C'è Silvana Grasso all'ennesima potenza in quest'opera che, attraverso una prosa carnale, lirica e feroce, stordisce per bellezza di rinnovato incantesimo.
E' la storia di un pentimento, quello del patriarca Branciforti, per aver ceduto alle lusinghe dell'abisso, commettendo il più indicibile dei crimini, in un istante di orrore che trascinerà con sé la sua esistenza e quelle di chi gli sta intorno.
E' la storia di un sogno di possesso, che diventa ossessione carnivora, che divora il pensiero e fa a brandelli la mente, come i tonni dell'agognata tonnara, fino a quando non prende forma, diventando, però, tormento e martirio, quando Pietro rifiuta il suo destino di indossatore di sogni, "vomitando conati di delusione sul desiderio di padre".
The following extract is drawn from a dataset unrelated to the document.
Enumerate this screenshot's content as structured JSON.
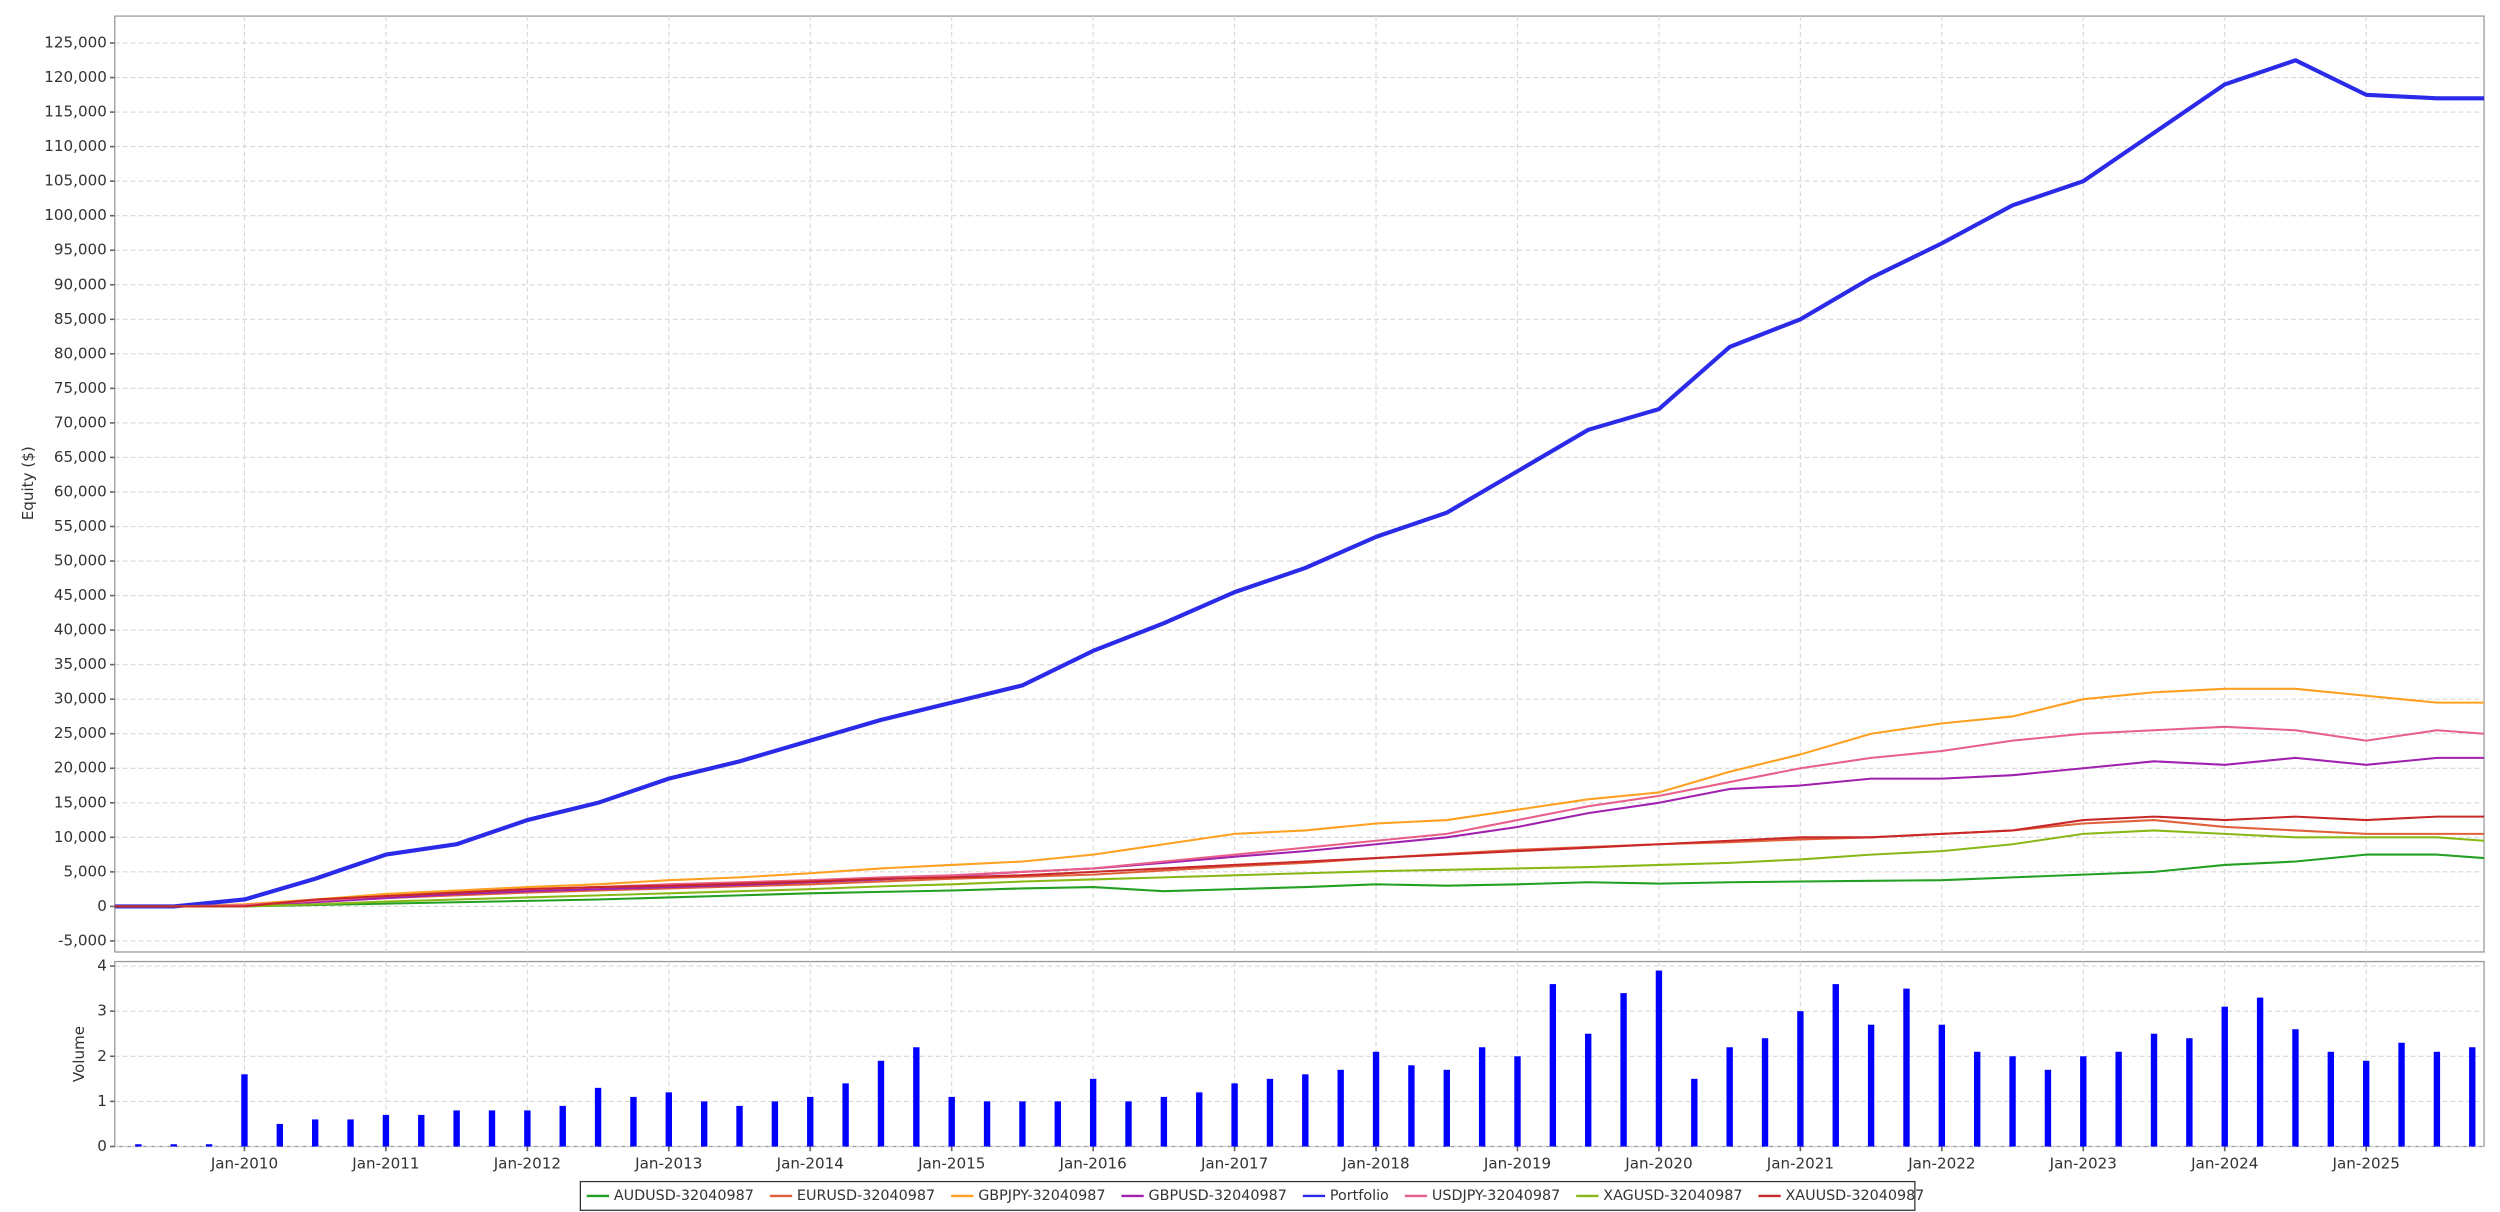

Ed è la storia di un'inettitudine che diventa progetto intenzionale, fallimento perseguito con maniacale lucidità perché si faccia punizione, vendetta, rivalsa e scopo finale della propria vita.
E poi c'è lei, la lingua della scrittrice, spina che ferisce "per graffio selvaggio", avviluppando il lettore nelle spire di un suono antico, che sa di avi, di terra, di anima. Mentre lo sguardo di una Sicilia madre e matrigna, moglie e meretrice, culla i sogni dei suoi abitanti osservando, spietata e commossa, la loro disfatta e la loro esistenza che si sfalda come pupa di zucchero ai colpi della sorte.